Sus hijos y nietos siempre lo visitaban. “Mi familia me llama a cada rato, me llama más que antes”, dice entre risas. Jorge fue uno de los contagiados con Covid-19 en la residencia. Fue el único que no tuvo síntomas graves, ya que no tenía patologías previas. Lo llevaron a una residencia sanitaria en el Palomar, en Panquehue, donde hizo su cuarentena.
“Tuve harto apoyo, del primer día que me sentí mal, fui al hospital. Me dejaron en una pieza aparte y me fui a una residencia. Por eso conmigo no avanzó”, dice Jorge.
Después de un mes en la residencia sanitaria, Jorge volvió al Hogar San José. Al llegar notó que faltaba gente; le faltaban algunos amigos. “Acá murieron varios compañeros por la famosa enfermedad. Se nota su ausencia, somos pocos abuelitos, se les echa de menos”.
Una de las personas con las que más habla es con Yamileth, con quien se reencontró en el hogar. Con ella hace bromas, se ríe, se divierte. Juntos parecen acompañarse para superar el trauma. Las cuidadoras que estuvieron trabajando en medio del brote de Covid-19 recibieron ayuda psicológica. “Nos desahogamos, lloramos, nos hizo súper bien. Nos dijo que uno aprende a vivir con el dolor, que el dolor no se va. Eran como nuestra familia”, dice Yamileth Morales.
Para la cuidadora, la tranquilidad se ve lejana. Sabe que sin una vacuna no hay posibilidad de volver a la normalidad. Extraña las actividades que hacían junto a sus “abuelitos”, extraña esos momentos en que la residencia se llenaba de vida.
“Nada volverá a ser como antes. El 18 de septiembre fue distinto, nosotros los sacábamos a bailar, les hacíamos actividades. Ahora viene la Navidad, cuando les hacíamos una cena y les dábamos regalitos. Me gustaría que volviera a ser como antes, cuando nos reuníamos todos.

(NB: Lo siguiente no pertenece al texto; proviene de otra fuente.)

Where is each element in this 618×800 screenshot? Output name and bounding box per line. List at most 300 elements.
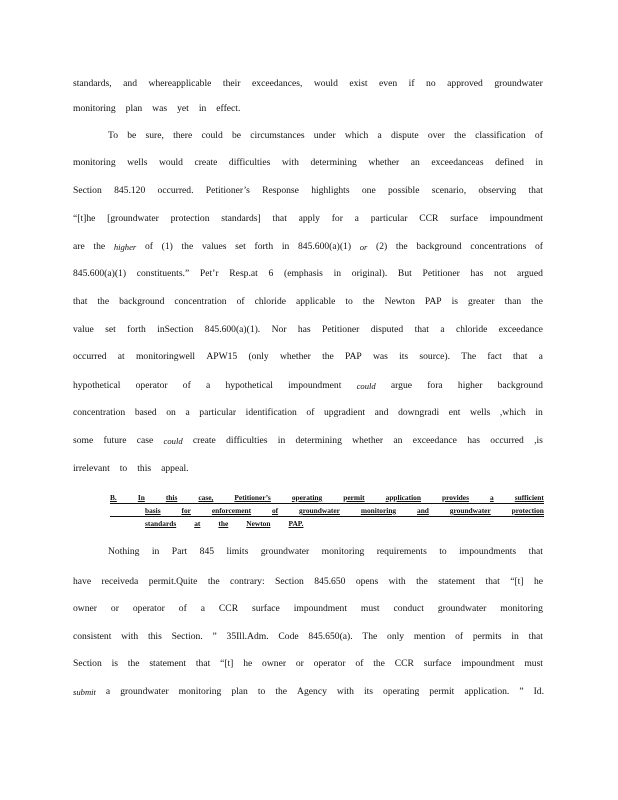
- word: monitoring: [500, 603, 543, 614]
- word: some: [73, 435, 94, 446]
- word: than: [504, 296, 522, 307]
- word: Code: [278, 631, 299, 642]
- word: in: [535, 407, 543, 418]
- word: over: [427, 130, 445, 141]
- word: could: [163, 436, 183, 446]
- word: could: [201, 130, 223, 141]
- word: in: [277, 435, 286, 446]
- word: 6: [268, 268, 274, 279]
- word: the: [207, 576, 220, 587]
- text-line: [73, 78, 543, 90]
- word: surface: [423, 658, 452, 669]
- word: submit: [73, 687, 96, 697]
- word: plan: [231, 686, 248, 697]
- word: to: [345, 296, 353, 307]
- text-line: [73, 268, 543, 280]
- word: that: [195, 658, 211, 669]
- text-line: [73, 103, 543, 115]
- word: standards,: [73, 78, 112, 89]
- text-line: [73, 603, 543, 615]
- word: an: [410, 157, 420, 168]
- word: sure,: [145, 130, 164, 141]
- heading-word: enforcement: [211, 506, 252, 515]
- word: in: [281, 241, 290, 252]
- word: of: [178, 603, 187, 614]
- word: concentrations: [470, 241, 527, 252]
- word: the: [181, 241, 194, 252]
- word: the: [373, 658, 385, 669]
- word: circumstances: [250, 130, 305, 141]
- word: of: [534, 130, 543, 141]
- word: identification: [245, 407, 297, 418]
- word: hypothetical: [225, 380, 273, 391]
- word: is: [111, 658, 118, 669]
- word: operating: [383, 686, 420, 697]
- word: background: [416, 241, 462, 252]
- word: owner: [262, 658, 287, 669]
- word: background: [497, 380, 543, 391]
- word: yet: [177, 103, 189, 114]
- word: 845.650(a).: [308, 631, 353, 642]
- word: that: [528, 631, 543, 642]
- word: that: [485, 576, 500, 587]
- word: with: [388, 576, 406, 587]
- word: possible: [388, 185, 420, 196]
- word: exceedance: [498, 324, 543, 335]
- word: ”: [212, 631, 217, 642]
- word: of: [355, 658, 364, 669]
- word: the: [395, 241, 408, 252]
- word: exceedanceas: [431, 157, 484, 168]
- word: that: [73, 296, 88, 307]
- heading-word: a: [489, 493, 494, 502]
- word: impoundment: [293, 603, 347, 614]
- word: source).: [419, 351, 451, 362]
- word: must: [360, 603, 380, 614]
- word: to: [257, 686, 266, 697]
- word: Id.: [533, 686, 544, 697]
- word: operator: [313, 658, 346, 669]
- word: the: [416, 576, 428, 587]
- word: that: [528, 185, 543, 196]
- word: limits: [226, 546, 249, 557]
- heading-word: basis: [145, 506, 161, 515]
- word: exceedances,: [252, 78, 303, 89]
- word: of: [144, 241, 153, 252]
- heading-word: operating: [291, 493, 323, 502]
- word: occurred: [73, 351, 107, 362]
- word: impoundment: [489, 213, 543, 224]
- word: application.: [464, 686, 510, 697]
- word: the: [322, 351, 334, 362]
- word: of: [455, 631, 464, 642]
- heading-line: [110, 493, 544, 502]
- word: mention: [413, 631, 446, 642]
- word: constituents.”: [136, 268, 190, 279]
- word: CCR: [218, 603, 239, 614]
- text-line: [108, 130, 543, 142]
- word: set: [105, 324, 116, 335]
- word: forth: [127, 324, 146, 335]
- word: impoundment: [461, 658, 515, 669]
- word: 845.600(a)(1): [298, 241, 352, 252]
- word: statement: [438, 576, 475, 587]
- word: groundwater: [260, 546, 310, 557]
- word: would: [313, 78, 338, 89]
- word: or: [110, 603, 119, 614]
- word: occurred: [490, 435, 524, 446]
- word: highlights: [311, 185, 350, 196]
- text-line: [73, 296, 543, 308]
- word: this: [147, 631, 162, 642]
- word: particular: [199, 407, 237, 418]
- word: could: [356, 381, 376, 391]
- word: not: [494, 268, 507, 279]
- word: permit: [429, 686, 455, 697]
- text-line: [73, 686, 543, 698]
- word: particular: [370, 213, 408, 224]
- word: groundwater: [494, 78, 543, 89]
- word: exceedance: [412, 435, 457, 446]
- word: the: [275, 686, 288, 697]
- word: be: [127, 130, 137, 141]
- word: groundwater: [437, 603, 487, 614]
- heading-rule-top: [110, 503, 544, 504]
- word: CCR: [419, 213, 439, 224]
- word: wells: [127, 157, 148, 168]
- word: must: [524, 658, 543, 669]
- word: exist: [349, 78, 368, 89]
- word: would: [158, 157, 183, 168]
- word: of: [236, 296, 245, 307]
- text-line: [73, 324, 543, 336]
- word: Section.: [171, 631, 203, 642]
- word: Petitioner’s: [205, 185, 250, 196]
- word: and: [374, 407, 389, 418]
- word: 845.120: [114, 185, 146, 196]
- word: operator: [135, 380, 168, 391]
- heading-word: sufficient: [514, 493, 544, 502]
- heading-word: this: [165, 493, 178, 502]
- word: Newton: [384, 296, 415, 307]
- heading-line: [145, 519, 321, 528]
- word: ent: [448, 407, 461, 418]
- word: 845.600(a)(1): [73, 268, 127, 279]
- word: even: [379, 78, 398, 89]
- word: Section: [275, 576, 304, 587]
- word: on: [166, 407, 176, 418]
- word: background: [119, 296, 165, 307]
- word: its: [363, 686, 374, 697]
- word: monitoringwell: [135, 351, 196, 362]
- text-line: [73, 631, 543, 643]
- word: greater: [468, 296, 495, 307]
- word: 845: [199, 546, 215, 557]
- word: create: [192, 435, 216, 446]
- text-line: [73, 576, 543, 588]
- text-line: [73, 658, 543, 670]
- word: a: [377, 130, 382, 141]
- word: original).: [351, 268, 388, 279]
- word: opens: [355, 576, 379, 587]
- word: (2): [376, 241, 388, 252]
- word: 845.650: [314, 576, 346, 587]
- heading-word: permit: [343, 493, 365, 502]
- word: receiveda: [101, 576, 139, 587]
- word: (only: [248, 351, 269, 362]
- word: 845.600(a)(1).: [204, 324, 261, 335]
- heading-word: groundwater: [299, 506, 340, 515]
- word: scenario,: [431, 185, 467, 196]
- word: The: [362, 631, 378, 642]
- word: groundwater: [120, 686, 169, 697]
- word: permits: [472, 631, 502, 642]
- word: future: [103, 435, 127, 446]
- word: in: [151, 546, 160, 557]
- word: effect.: [216, 103, 241, 114]
- word: downgradi: [398, 407, 440, 418]
- word: the: [93, 241, 106, 252]
- word: “[t]: [220, 658, 234, 669]
- word: standards]: [221, 213, 261, 224]
- word: defined: [495, 157, 524, 168]
- word: argued: [516, 268, 543, 279]
- word: a: [185, 407, 190, 418]
- word: plan: [125, 103, 143, 114]
- heading-line: [145, 506, 544, 515]
- word: with: [121, 631, 139, 642]
- word: apply: [298, 213, 320, 224]
- heading-word: the: [218, 519, 229, 528]
- word: fora: [427, 380, 443, 391]
- word: was: [372, 351, 388, 362]
- heading-word: Newton: [246, 519, 271, 528]
- word: ,is: [534, 435, 543, 446]
- word: surface: [252, 603, 280, 614]
- word: Petitioner: [422, 268, 460, 279]
- word: Pet’r: [199, 268, 219, 279]
- word: value: [73, 324, 94, 335]
- word: was: [152, 103, 168, 114]
- word: But: [397, 268, 412, 279]
- word: with: [336, 686, 354, 697]
- word: Section: [73, 658, 102, 669]
- word: set: [235, 241, 246, 252]
- word: that: [528, 546, 543, 557]
- word: PAP: [424, 296, 442, 307]
- word: to: [119, 463, 128, 474]
- word: fact: [487, 351, 502, 362]
- word: monitoring: [321, 546, 365, 557]
- word: To: [108, 130, 118, 141]
- text-line: [73, 435, 543, 447]
- word: Nothing: [108, 546, 140, 557]
- word: to: [439, 546, 447, 557]
- word: a: [538, 351, 543, 362]
- heading-word: B.: [110, 493, 117, 502]
- word: PAP: [345, 351, 362, 362]
- word: the: [362, 296, 375, 307]
- word: in: [198, 103, 207, 114]
- text-line: [73, 351, 543, 363]
- word: owner: [73, 603, 97, 614]
- word: chloride: [455, 324, 488, 335]
- word: of: [306, 407, 315, 418]
- word: operator: [132, 603, 165, 614]
- word: ,which: [499, 407, 526, 418]
- heading-word: case,: [198, 493, 214, 502]
- text-line: [73, 185, 543, 197]
- word: a: [206, 380, 211, 391]
- word: he: [243, 658, 253, 669]
- heading-word: standards: [145, 519, 177, 528]
- word: or: [359, 242, 368, 252]
- word: has: [470, 268, 484, 279]
- word: under: [313, 130, 336, 141]
- word: Agency: [297, 686, 327, 697]
- word: the: [531, 296, 543, 307]
- word: determining: [295, 435, 342, 446]
- word: The: [461, 351, 477, 362]
- word: argue: [390, 380, 413, 391]
- word: that: [513, 351, 528, 362]
- word: or: [295, 658, 304, 669]
- word: be: [231, 130, 242, 141]
- heading-word: In: [137, 493, 145, 502]
- word: impoundment: [288, 380, 342, 391]
- word: are: [73, 241, 85, 252]
- word: hypothetical: [73, 380, 121, 391]
- word: surface: [450, 213, 478, 224]
- word: [groundwater: [107, 213, 159, 224]
- word: is: [451, 296, 459, 307]
- word: difficulties: [228, 157, 271, 168]
- word: observing: [478, 185, 517, 196]
- word: has: [297, 324, 311, 335]
- heading-word: monitoring: [360, 506, 397, 515]
- text-line: [73, 463, 543, 475]
- word: permit.Quite: [148, 576, 198, 587]
- word: only: [387, 631, 405, 642]
- text-line: [108, 546, 543, 558]
- word: contrary:: [230, 576, 265, 587]
- word: he: [533, 576, 543, 587]
- word: whether: [279, 351, 311, 362]
- word: create: [194, 157, 218, 168]
- text-line: [73, 157, 543, 169]
- word: irrelevant: [73, 463, 110, 474]
- word: based: [134, 407, 157, 418]
- word: which: [344, 130, 369, 141]
- word: and: [123, 78, 138, 89]
- word: whether: [352, 435, 384, 446]
- word: concentration: [174, 296, 227, 307]
- word: a: [354, 213, 359, 224]
- word: has: [467, 435, 480, 446]
- word: requirements: [376, 546, 427, 557]
- word: chloride: [254, 296, 286, 307]
- word: “[t]he: [73, 213, 96, 224]
- word: this: [137, 463, 152, 474]
- word: concentration: [73, 407, 126, 418]
- word: (emphasis: [284, 268, 323, 279]
- word: 35Ill.Adm.: [226, 631, 269, 642]
- word: monitoring: [73, 103, 116, 114]
- word: monitoring: [73, 157, 116, 168]
- heading-word: PAP.: [288, 519, 304, 528]
- word: values: [201, 241, 227, 252]
- word: an: [393, 435, 403, 446]
- heading-word: protection: [511, 506, 544, 515]
- text-line: [73, 380, 543, 392]
- heading-word: and: [417, 506, 429, 515]
- word: there: [173, 130, 193, 141]
- text-line: [73, 213, 543, 225]
- word: Petitioner: [322, 324, 360, 335]
- heading-word: provides: [441, 493, 469, 502]
- word: no: [426, 78, 436, 89]
- word: approved: [447, 78, 483, 89]
- word: for: [331, 213, 343, 224]
- word: have: [73, 576, 92, 587]
- word: ”: [519, 686, 524, 697]
- word: inSection: [157, 324, 194, 335]
- heading-word: Petitioner’s: [234, 493, 271, 502]
- word: Response: [262, 185, 299, 196]
- heading-word: groundwater: [449, 506, 491, 515]
- word: protection: [170, 213, 210, 224]
- word: their: [222, 78, 241, 89]
- word: at: [117, 351, 125, 362]
- word: applicable: [295, 296, 336, 307]
- word: conduct: [393, 603, 424, 614]
- heading-rule-bottom: [110, 516, 544, 517]
- word: Section: [73, 185, 102, 196]
- word: of: [534, 241, 543, 252]
- word: Part: [171, 546, 188, 557]
- text-line: [73, 407, 543, 419]
- word: CCR: [394, 658, 414, 669]
- heading-word: at: [194, 519, 201, 528]
- word: case: [136, 435, 154, 446]
- heading-word: of: [271, 506, 279, 515]
- word: of: [182, 380, 191, 391]
- word: the: [97, 296, 110, 307]
- word: occurred.: [157, 185, 194, 196]
- word: whether: [368, 157, 400, 168]
- word: in: [511, 631, 519, 642]
- word: that: [414, 324, 429, 335]
- word: (1): [161, 241, 173, 252]
- word: classification: [475, 130, 526, 141]
- word: forth: [254, 241, 274, 252]
- word: a: [200, 603, 205, 614]
- word: if: [408, 78, 415, 89]
- word: Resp.at: [229, 268, 258, 279]
- word: higher: [457, 380, 483, 391]
- word: determining: [310, 157, 357, 168]
- word: one: [361, 185, 376, 196]
- word: disputed: [370, 324, 404, 335]
- word: “[t]: [510, 576, 524, 587]
- word: the: [127, 658, 140, 669]
- word: APW15: [206, 351, 238, 362]
- word: dispute: [390, 130, 419, 141]
- word: impoundments: [459, 546, 517, 557]
- word: difficulties: [226, 435, 268, 446]
- word: in: [535, 157, 543, 168]
- word: in: [333, 268, 342, 279]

Pero sé que eso es imposible”.
Entre las cuidadoras hicieron un pacto: acordaron guardar las fotos y las cosas de aquellos residentes que fallecieron por coronavirus. Las habitaciones están como las dejaron. Cuando llegue el momento, cuando se pueda volver a salir, reunirán todos esos recueros para hacer una misa de despedida por todos sus muertos.